The government’s decision to re-introduce a comprehensive loan moratorium on 28 June 2021 a second time after its debut in March of last year is a temporary measure and part of the National Recovery Plan (NRP) initiative3. The loan moratorium offered is suitable for those individuals who have lost their jobs, taken major paycuts or in dire need of cash flow. It is not advisable to use the money meant for loan repayment for short term equity investments. Financial Planning Association of Malaysia CEO Linnet Lee cautioned Malaysians against doing this as unlike last year, this time around market conditions are very soft and there remains uncertainty on how long the movement restrictions may last4.

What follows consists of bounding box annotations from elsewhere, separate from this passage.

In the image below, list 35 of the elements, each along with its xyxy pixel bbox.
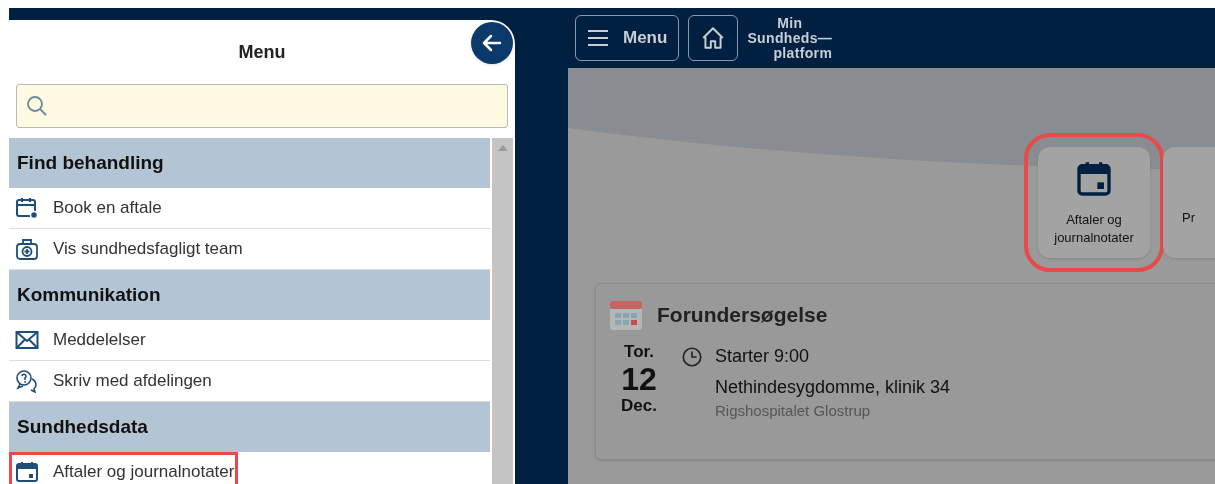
start-time: Starter 9:00 <box>715 345 811 368</box>
menu-item[interactable]: Book en aftale <box>9 188 166 228</box>
menu-item[interactable]: Aftaler og journalnotater <box>9 452 239 484</box>
location: Rigshospitalet Glostrup <box>715 401 872 421</box>
appointment-card[interactable]: Forundersøgelse Tor. 12 Dec. Starter 9:00 Nethindesygdomme, klinik 34 Rigshospitalet Glostrup <box>595 283 1215 460</box>
search-field[interactable] <box>16 84 508 128</box>
calendar-icon <box>609 298 643 332</box>
menu-item[interactable]: Meddelelser <box>9 320 150 360</box>
scroll-up-icon <box>497 144 508 152</box>
clock-icon <box>681 346 703 368</box>
menu-item[interactable]: Vis sundhedsfagligt team <box>9 229 247 269</box>
day-number: 12 <box>621 362 657 396</box>
search-icon <box>25 94 49 118</box>
shortcut-tile[interactable]: Aftaler og journalnotater <box>1038 147 1150 258</box>
logo-text: Min Sundheds— platform <box>747 15 833 61</box>
weekday: Tor. <box>624 342 654 362</box>
menu-icon <box>587 29 609 47</box>
medical-bag-icon <box>15 237 39 261</box>
section-header: Find behandling <box>9 138 490 188</box>
menu-title: Menu <box>238 40 286 64</box>
home-button[interactable] <box>688 15 739 61</box>
department: Nethindesygdomme, klinik 34 <box>715 376 951 399</box>
chat-question-icon <box>15 369 39 393</box>
month: Dec. <box>621 396 657 416</box>
menu-button[interactable]: Menu <box>575 15 680 61</box>
section-header: Sundhedsdata <box>9 402 490 452</box>
calendar-icon <box>15 196 39 220</box>
envelope-icon <box>15 328 39 352</box>
section-header: Kommunikation <box>9 270 490 320</box>
appointment-title: Forundersøgelse <box>657 302 828 329</box>
scrollbar[interactable] <box>492 138 513 484</box>
calendar-icon <box>15 460 39 484</box>
menu-item[interactable]: Skriv med afdelingen <box>9 361 216 401</box>
back-button[interactable] <box>471 22 513 64</box>
shortcut-tile[interactable]: Pr <box>1163 147 1215 258</box>
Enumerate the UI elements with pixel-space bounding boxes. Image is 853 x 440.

In a press release made by BNM dated 6 July 2021, they advised that borrowers opting for repayment assistance will increase their overall cost of borrowing, as interest/profit will continue to accrue on deferred payments. BNM also added that where a borrower requests to maintain lower instalments (instead of original instalments) after the moratorium, this would result in the loan tenure being extended for a longer period. Banks, however, will not charge interest on interest, or profit on profit (i.e. compounding interest/profit), or any penalty interest/profit during the period of assistance5.
Recently, there have been reports that fraud and scam cases in the country are getting more rampant. In this regard, members of the public and businesses are advised to be cautious against fraud syndicates which deploy scam tactics with the intention to deceive unsuspecting victims that may result in monetary losses as well as risk compromising their sensitive banking details and confidential information. Members of the public and businesses seeking repayment assistance from banks must get in touch with the banks directly in order to avoid being deceived by these unscrupulous syndicates/ fraudsters.